Authorities are seeking public help to solve what they acknowledge is a growing problem of roaming dogs in Wanganui.
Ranger patrols have been boosted in Castlecliff in recent days after attacks left a number of hens dead.
About 90 people were attacked in the year to April and ambulance staff say they are called to up to three injuries resulting from dog attacks each month.
Wanganui District Council customer services manager Melanie Heron said yesterday animal rangers had been doing heavy patrolling in the suburb, with some success.
"They identified three wandering dogs and have followed up on each of these dogs and taken the appropriate action," she said.
The roaming dogs had been all sizes, she said. And they were not always animals that had been neglected by owners.
"No, some of these dogs are really clever and find amazing ways to get out," she said.
A few of the wandering dogs even knew what the animal ranger's truck sounded like.

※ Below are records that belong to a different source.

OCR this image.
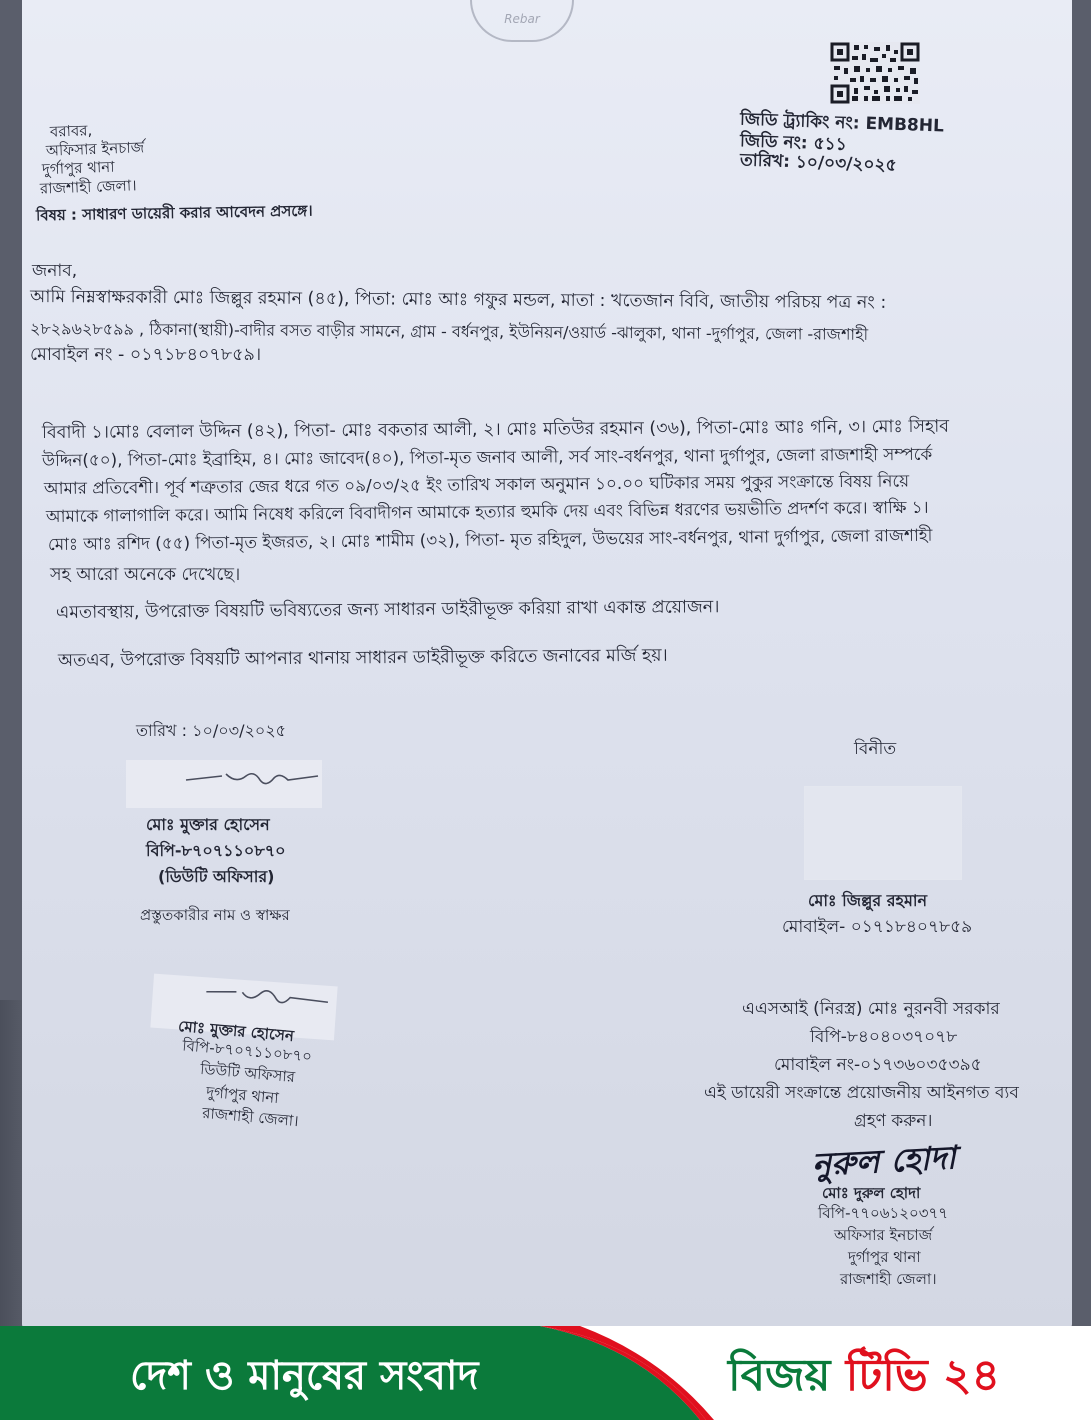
Rebar
জিডি ট্র্যাকিং নং: EMB8HL
জিডি নং: ৫১১
তারিখ: ১০/০৩/২০২৫
বরাবর,
অফিসার ইনচার্জ
দুর্গাপুর থানা
রাজশাহী জেলা।
বিষয় : সাধারণ ডায়েরী করার আবেদন প্রসঙ্গে।
জনাব,
আমি নিম্নস্বাক্ষরকারী মোঃ জিল্লুর রহমান (৪৫), পিতা: মোঃ আঃ গফুর মন্ডল, মাতা : খতেজান বিবি, জাতীয় পরিচয় পত্র নং :
২৮২৯৬২৮৫৯৯ , ঠিকানা(স্থায়ী)-বাদীর বসত বাড়ীর সামনে, গ্রাম - বর্ধনপুর, ইউনিয়ন/ওয়ার্ড -ঝালুকা, থানা -দুর্গাপুর, জেলা -রাজশাহী
মোবাইল নং - ০১৭১৮৪০৭৮৫৯।
বিবাদী ১।মোঃ বেলাল উদ্দিন (৪২), পিতা- মোঃ বকতার আলী, ২। মোঃ মতিউর রহমান (৩৬), পিতা-মোঃ আঃ গনি, ৩। মোঃ সিহাব
উদ্দিন(৫০), পিতা-মোঃ ইব্রাহিম, ৪। মোঃ জাবেদ(৪০), পিতা-মৃত জনাব আলী, সর্ব সাং-বর্ধনপুর, থানা দুর্গাপুর, জেলা রাজশাহী সম্পর্কে
আমার প্রতিবেশী। পূর্ব শত্রুতার জের ধরে গত ০৯/০৩/২৫ ইং তারিখ সকাল অনুমান ১০.০০ ঘটিকার সময় পুকুর সংক্রান্তে বিষয় নিয়ে
আমাকে গালাগালি করে। আমি নিষেধ করিলে বিবাদীগন আমাকে হত্যার হুমকি দেয় এবং বিভিন্ন ধরণের ভয়ভীতি প্রদর্শণ করে। স্বাক্ষি ১।
মোঃ আঃ রশিদ (৫৫) পিতা-মৃত ইজরত, ২। মোঃ শামীম (৩২), পিতা- মৃত রহিদুল, উভয়ের সাং-বর্ধনপুর, থানা দুর্গাপুর, জেলা রাজশাহী
সহ আরো অনেকে দেখেছে।
এমতাবস্থায়, উপরোক্ত বিষয়টি ভবিষ্যতের জন্য সাধারন ডাইরীভূক্ত করিয়া রাখা একান্ত প্রয়োজন।
অতএব, উপরোক্ত বিষয়টি আপনার থানায় সাধারন ডাইরীভূক্ত করিতে জনাবের মর্জি হয়।
তারিখ : ১০/০৩/২০২৫
বিনীত
মোঃ মুক্তার হোসেন
বিপি-৮৭০৭১১০৮৭০
(ডিউটি অফিসার)
প্রস্তুতকারীর নাম ও স্বাক্ষর
মোঃ জিল্লুর রহমান
মোবাইল- ০১৭১৮৪০৭৮৫৯
মোঃ মুক্তার হোসেন
বিপি-৮৭০৭১১০৮৭০
ডিউটি অফিসার
দুর্গাপুর থানা
রাজশাহী জেলা।
এএসআই (নিরস্ত্র) মোঃ নুরনবী সরকার
বিপি-৮৪০৪০৩৭০৭৮
মোবাইল নং-০১৭৩৬০৩৫৩৯৫
এই ডায়েরী সংক্রান্তে প্রয়োজনীয় আইনগত ব্যব
গ্রহণ করুন।
নুরুল হোদা
মোঃ দুরুল হোদা
বিপি-৭৭০৬১২০৩৭৭
অফিসার ইনচার্জ
দুর্গাপুর থানা
রাজশাহী জেলা।
দেশ ও মানুষের সংবাদ	বিজয় টিভি ২৪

"They know the sound of the engine and can hear it coming from the end of the road, and they take off and hide," Ms Heron said.

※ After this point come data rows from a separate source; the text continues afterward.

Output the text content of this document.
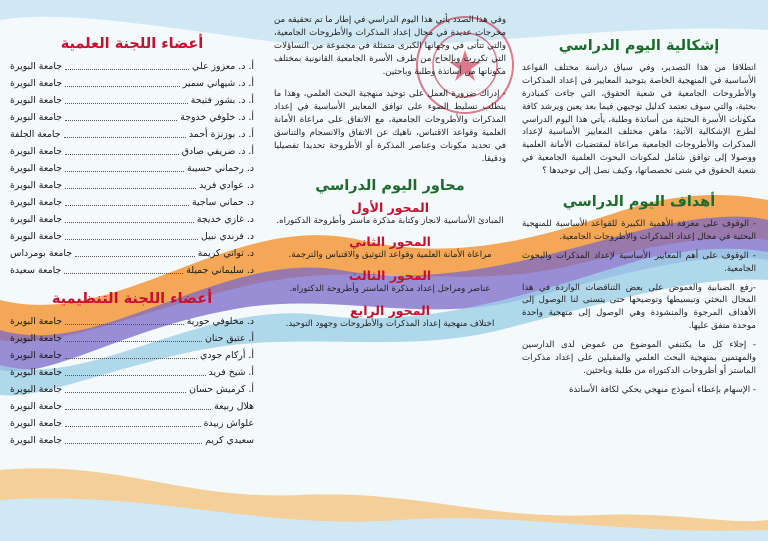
إشكالية اليوم الدراسي

انطلاقا من هذا التصدير، وفي سياق دراسة مختلف القواعد الأساسية في المنهجية الخاصة بتوحيد المعايير في إعداد المذكرات والأطروحات الجامعية في شعبة الحقوق، التي جاءت كمبادرة بحثية، والتي سوف تعتمد كدليل توجيهي فيما بعد يعين ويرشد كافة مكونات الأسرة البحثية من أساتذة وطلبة، يأتي هذا اليوم الدراسي لطرح الإشكالية الآتية: ماهي مختلف المعايير الأساسية لإعداد المذكرات والأطروحات الجامعية مراعاة لمقتضيات الأمانة العلمية ووصولا إلى توافق شامل لمكونات البحوث العلمية الجامعية في شعبة الحقوق في شتى تخصصاتها، وكيف نصل إلى توحيدها ؟

أهداف اليوم الدراسي

- الوقوف على معرفة الأهمية الكبيرة للقواعد الأساسية للمنهجية البحثية في مجال إعداد المذكرات والأطروحات الجامعية.

- الوقوف على أهم المعايير الأساسية لإعداد المذكرات والبحوث الجامعية.

-رفع الضبابية والغموض على بعض التناقضات الواردة في هذا المجال البحثي وتبسيطها وتوضيحها حتى يتسنى لنا الوصول إلى الأهداف المرجوة والمنشودة وهي الوصول إلى منهجية واحدة موحدة متفق عليها.

- إجلاء كل ما يكتنفي الموضوع من غموض لدى الدارسين والمهتمين بمنهجية البحث العلمي والمقبلين على إعداد مذكرات الماستر أو أطروحات الدكتوراه من طلبة وباحثين.

- الإسهام بإعطاء أنموذج منهجي يحكي لكافة الأساتذة

وفي هذا الصدد يأتي هذا اليوم الدراسي في إطار ما تم تحقيقه من مخرجات عديدة في مجال إعداد المذكرات والأطروحات الجامعية، والتي تتأتى في وجهاتها الكبرى متمثلة في مجموعة من التساؤلات التي تكررت وبإلحاح من طرف الأسرة الجامعية القانونية بمختلف مكوناتها من أساتذة وطلبة وباحثين.

- إدراك ضرورة العمل على توحيد منهجية البحث العلمي، وهذا ما يتطلب تسليط الضوء على توافق المعايير الأساسية في إعداد المذكرات والأطروحات الجامعية، مع الاتفاق على مراعاة الأمانة العلمية وقواعد الاقتباس، ناهيك عن الاتفاق والانسجام والتناسق في تحديد مكونات وعناصر المذكرة أو الأطروحة تحديدا تفصيليا ودقيقا.

محاور اليوم الدراسي
المحور الأول

المبادئ الأساسية لانجاز وكتابة مذكرة ماستر وأطروحة الدكتوراه.

المحور الثاني

مراعاة الأمانة العلمية وقواعد التوثيق والاقتباس والترجمة.

المحور الثالث

عناصر ومراحل إعداد مذكرة الماستر وأطروحة الدكتوراه.

المحور الرابع

اختلاف منهجية إعداد المذكرات والأطروحات وجهود التوحيد.

أعضاء اللجنة العلمية
أ. د. معزوز علي
جامعة البويرة
أ. د. شيهاني سمير
جامعة البويرة
أ. د. بشور فتيحة
جامعة البويرة
أ. د. خلوفي خدوجة
جامعة البويرة
أ. د. بوزنزة أحمد
جامعة الجلفة
أ. د. ضريفي صادق
جامعة البويرة
د. رحماني حسيبة
جامعة البويرة
د. عوادي فريد
جامعة البويرة
د. حماني ساجية
جامعة البويرة
د. غازي خديجة
جامعة البويرة
د. فرندي نبيل
جامعة البويرة
د. تواتي كريمة
جامعة بومرداس
د. سليماني جميلة
جامعة سعيدة
أعضاء اللجنة التنظيمية
د. مخلوفي حورية
جامعة البويرة
أ. عتيق حنان
جامعة البويرة
أ. أركام جودي
جامعة البويرة
أ. شيخ فريد
جامعة البويرة
أ. كرميش حسان
جامعة البويرة
هلال ربيعة
جامعة البويرة
علواش زبيدة
جامعة البويرة
سعيدي كريم
جامعة البويرة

The animal-control team was investigating incidents in which birds had been killed in recent days in the Gonville/Castlecliff area.

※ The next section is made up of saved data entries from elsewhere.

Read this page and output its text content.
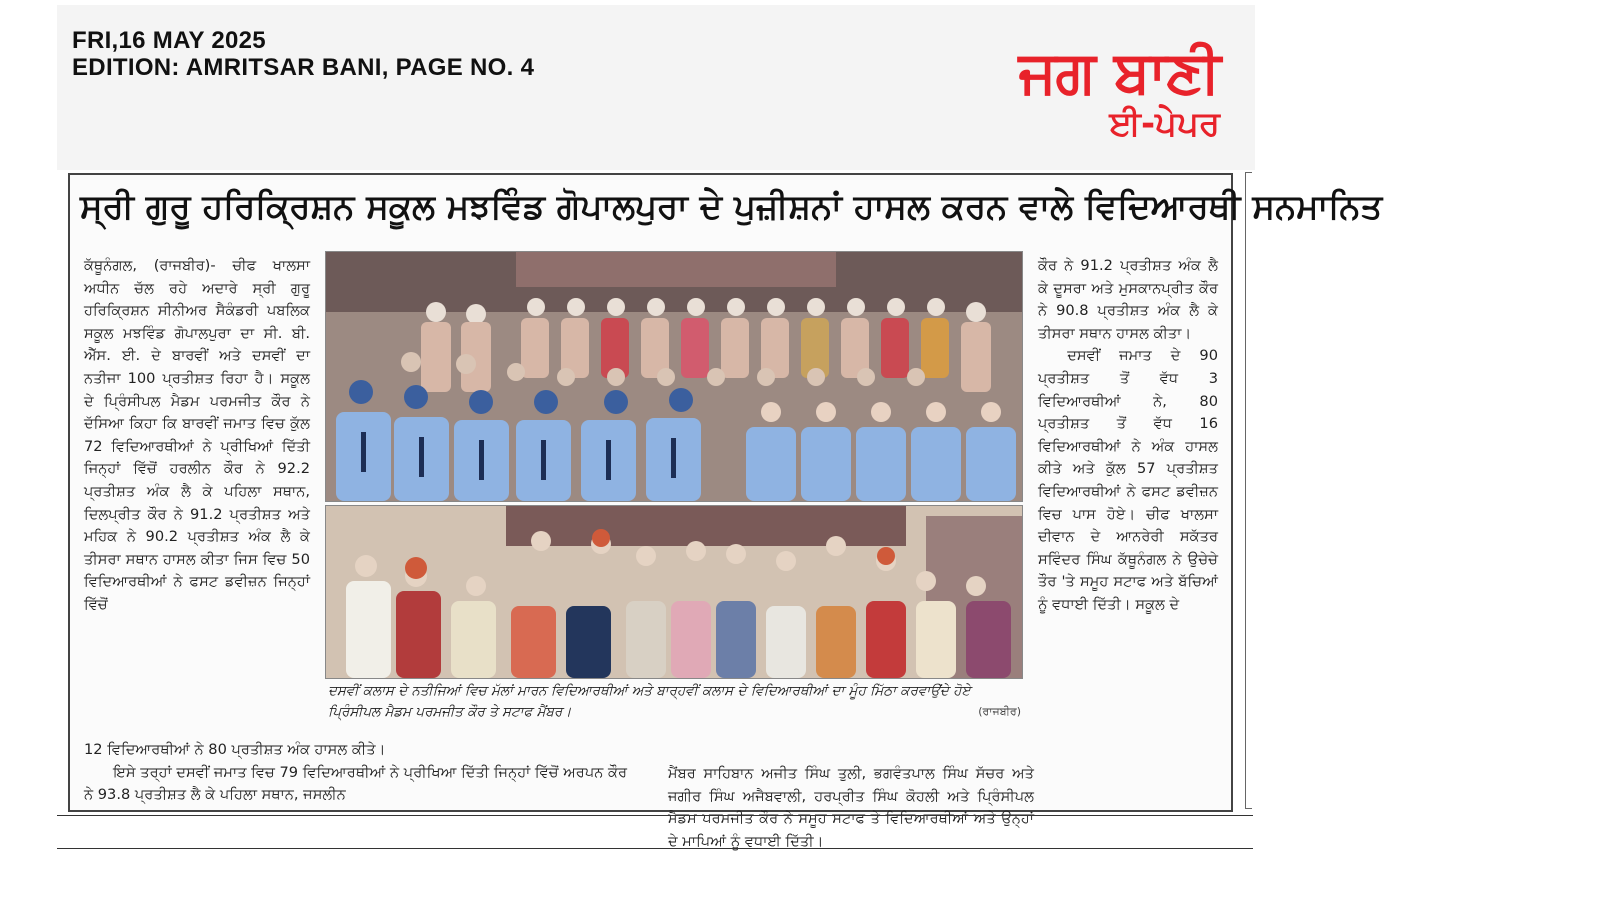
FRI,16 MAY 2025
EDITION: AMRITSAR BANI, PAGE NO. 4	ਜਗ ਬਾਣੀ
ਈ-ਪੇਪਰ
ਸ੍ਰੀ ਗੁਰੂ ਹਰਿਕ੍ਰਿਸ਼ਨ ਸਕੂਲ ਮਝਵਿੰਡ ਗੋਪਾਲਪੁਰਾ ਦੇ ਪੁਜ਼ੀਸ਼ਨਾਂ ਹਾਸਲ ਕਰਨ ਵਾਲੇ ਵਿਦਿਆਰਥੀ ਸਨਮਾਨਿਤ

ਕੱਥੂਨੰਗਲ, (ਰਾਜਬੀਰ)- ਚੀਫ ਖਾਲਸਾ ਅਧੀਨ ਚੱਲ ਰਹੇ ਅਦਾਰੇ ਸ੍ਰੀ ਗੁਰੂ ਹਰਿਕ੍ਰਿਸ਼ਨ ਸੀਨੀਅਰ ਸੈਕੰਡਰੀ ਪਬਲਿਕ ਸਕੂਲ ਮਝਵਿੰਡ ਗੋਪਾਲਪੁਰਾ ਦਾ ਸੀ. ਬੀ. ਐੱਸ. ਈ. ਦੇ ਬਾਰਵੀਂ ਅਤੇ ਦਸਵੀਂ ਦਾ ਨਤੀਜਾ 100 ਪ੍ਰਤੀਸ਼ਤ ਰਿਹਾ ਹੈ। ਸਕੂਲ ਦੇ ਪ੍ਰਿੰਸੀਪਲ ਮੈਡਮ ਪਰਮਜੀਤ ਕੌਰ ਨੇ ਦੱਸਿਆ ਕਿਹਾ ਕਿ ਬਾਰਵੀਂ ਜਮਾਤ ਵਿਚ ਕੁੱਲ 72 ਵਿਦਿਆਰਥੀਆਂ ਨੇ ਪ੍ਰੀਖਿਆਂ ਦਿੱਤੀ ਜਿਨ੍ਹਾਂ ਵਿੱਚੋਂ ਹਰਲੀਨ ਕੌਰ ਨੇ 92.2 ਪ੍ਰਤੀਸ਼ਤ ਅੰਕ ਲੈ ਕੇ ਪਹਿਲਾ ਸਥਾਨ, ਦਿਲਪ੍ਰੀਤ ਕੌਰ ਨੇ 91.2 ਪ੍ਰਤੀਸ਼ਤ ਅਤੇ ਮਹਿਕ ਨੇ 90.2 ਪ੍ਰਤੀਸ਼ਤ ਅੰਕ ਲੈ ਕੇ ਤੀਸਰਾ ਸਥਾਨ ਹਾਸਲ ਕੀਤਾ ਜਿਸ ਵਿਚ 50 ਵਿਦਿਆਰਥੀਆਂ ਨੇ ਫਸਟ ਡਵੀਜ਼ਨ ਜਿਨ੍ਹਾਂ ਵਿੱਚੋਂ

ਦਸਵੀਂ ਕਲਾਸ ਦੇ ਨਤੀਜਿਆਂ ਵਿਚ ਮੱਲਾਂ ਮਾਰਨ ਵਿਦਿਆਰਥੀਆਂ ਅਤੇ ਬਾਰ੍ਹਵੀਂ ਕਲਾਸ ਦੇ ਵਿਦਿਆਰਥੀਆਂ ਦਾ ਮੂੰਹ ਮਿੱਠਾ ਕਰਵਾਉਂਦੇ ਹੋਏ ਪ੍ਰਿੰਸੀਪਲ ਮੈਡਮ ਪਰਮਜੀਤ ਕੌਰ ਤੇ ਸਟਾਫ ਮੈਂਬਰ।	(ਰਾਜਬੀਰ)

ਕੌਰ ਨੇ 91.2 ਪ੍ਰਤੀਸ਼ਤ ਅੰਕ ਲੈ ਕੇ ਦੂਸਰਾ ਅਤੇ ਮੁਸਕਾਨਪ੍ਰੀਤ ਕੌਰ ਨੇ 90.8 ਪ੍ਰਤੀਸ਼ਤ ਅੰਕ ਲੈ ਕੇ ਤੀਸਰਾ ਸਥਾਨ ਹਾਸਲ ਕੀਤਾ।

ਦਸਵੀਂ ਜਮਾਤ ਦੇ 90 ਪ੍ਰਤੀਸ਼ਤ ਤੋਂ ਵੱਧ 3 ਵਿਦਿਆਰਥੀਆਂ ਨੇ, 80 ਪ੍ਰਤੀਸ਼ਤ ਤੋਂ ਵੱਧ 16 ਵਿਦਿਆਰਥੀਆਂ ਨੇ ਅੰਕ ਹਾਸਲ ਕੀਤੇ ਅਤੇ ਕੁੱਲ 57 ਪ੍ਰਤੀਸ਼ਤ ਵਿਦਿਆਰਥੀਆਂ ਨੇ ਫਸਟ ਡਵੀਜ਼ਨ ਵਿਚ ਪਾਸ ਹੋਏ। ਚੀਫ ਖਾਲਸਾ ਦੀਵਾਨ ਦੇ ਆਨਰੇਰੀ ਸਕੱਤਰ ਸਵਿੰਦਰ ਸਿੰਘ ਕੱਥੂਨੰਗਲ ਨੇ ਉਚੇਚੇ ਤੌਰ 'ਤੇ ਸਮੂਹ ਸਟਾਫ ਅਤੇ ਬੱਚਿਆਂ ਨੂੰ ਵਧਾਈ ਦਿੱਤੀ। ਸਕੂਲ ਦੇ

12 ਵਿਦਿਆਰਥੀਆਂ ਨੇ 80 ਪ੍ਰਤੀਸ਼ਤ ਅੰਕ ਹਾਸਲ ਕੀਤੇ।

ਇਸੇ ਤਰ੍ਹਾਂ ਦਸਵੀਂ ਜਮਾਤ ਵਿਚ 79 ਵਿਦਿਆਰਥੀਆਂ ਨੇ ਪ੍ਰੀਖਿਆ ਦਿੱਤੀ ਜਿਨ੍ਹਾਂ ਵਿੱਚੋਂ ਅਰਪਨ ਕੌਰ ਨੇ 93.8 ਪ੍ਰਤੀਸ਼ਤ ਲੈ ਕੇ ਪਹਿਲਾ ਸਥਾਨ, ਜਸਲੀਨ

ਮੈਂਬਰ ਸਾਹਿਬਾਨ ਅਜੀਤ ਸਿੰਘ ਤੁਲੀ, ਭਗਵੰਤਪਾਲ ਸਿੰਘ ਸੱਚਰ ਅਤੇ ਜਗੀਰ ਸਿੰਘ ਅਜੈਬਵਾਲੀ, ਹਰਪ੍ਰੀਤ ਸਿੰਘ ਕੋਹਲੀ ਅਤੇ ਪ੍ਰਿੰਸੀਪਲ ਮੈਡਮ ਪਰਮਜੀਤ ਕੌਰ ਨੇ ਸਮੂਹ ਸਟਾਫ ਤੇ ਵਿਦਿਆਰਥੀਆਂ ਅਤੇ ਉਨ੍ਹਾਂ ਦੇ ਮਾਪਿਆਂ ਨੂੰ ਵਧਾਈ ਦਿੱਤੀ।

On Saturday morning, Kowhai St resident Barry Smith found his henhouse latch had been gnawed through and his six chooks mauled to death.
On Monday morning, two more owners found their birds maimed and killed.
Dayle Cottis, on Mosston Rd, found her three hens had been savaged to death by marauding dogs who tore through the wire-netting on the cage.
The hens' wings had been pulled out, their feathers torn off and their breasts torn open.
Tony Ingram, a Laird St resident, woke on Monday to find his aviary had been broken into.
"I discovered five birds had actually been slaughtered ... their feathers were strewn around and bodies ripped to shreds."
He lost two budgies, a quail, a ringneck dove and a cockatiel.
Even though patrolling by the rangers and setting traps was an effective way of managing roaming dogs, the best results were produced when animal control and the community worked together, Ms Heron said.
A dog trap was a cage with a raised platform inside the spring-loaded doorway where meat was laid.
"As soon as the dog takes the meat, the door closes and locks. The dog is not hurt at all," she said.
"The more information members of the public can give the animal-control team, such as where and when the dogs are seen, what the dogs look like, which address they have come from or gone back to, the more successful our team can be at catching the dogs."
Wanganui region St John Ambulance operations manager Jimmy Seville said the service was called to up to three dog-related injuries every month.
"Yes, dog attacks are always happening. We get called regularly," he said.
More than 90 Wanganui people have been attacked by dogs in the year to April.
Ms Heron said earlier that 91 cases of dog attacks on people had been reported to the council between last April and this April.
She said 30 dogs in the Wanganui district were classified as dangerous.
A total of 214 dogs had been classified as menacing in Wanganui - 175 of these because their breeds, which included American pitbull terrier, Brazilian fila, dogo Argentino and Japanese tosa, were the breeds required under the Dog Control Act to be classified as menacing, she said.
"The zero-tolerance approach in the council's dog-control policy is applied in all instances of reported dog attacks," Ms Heron said.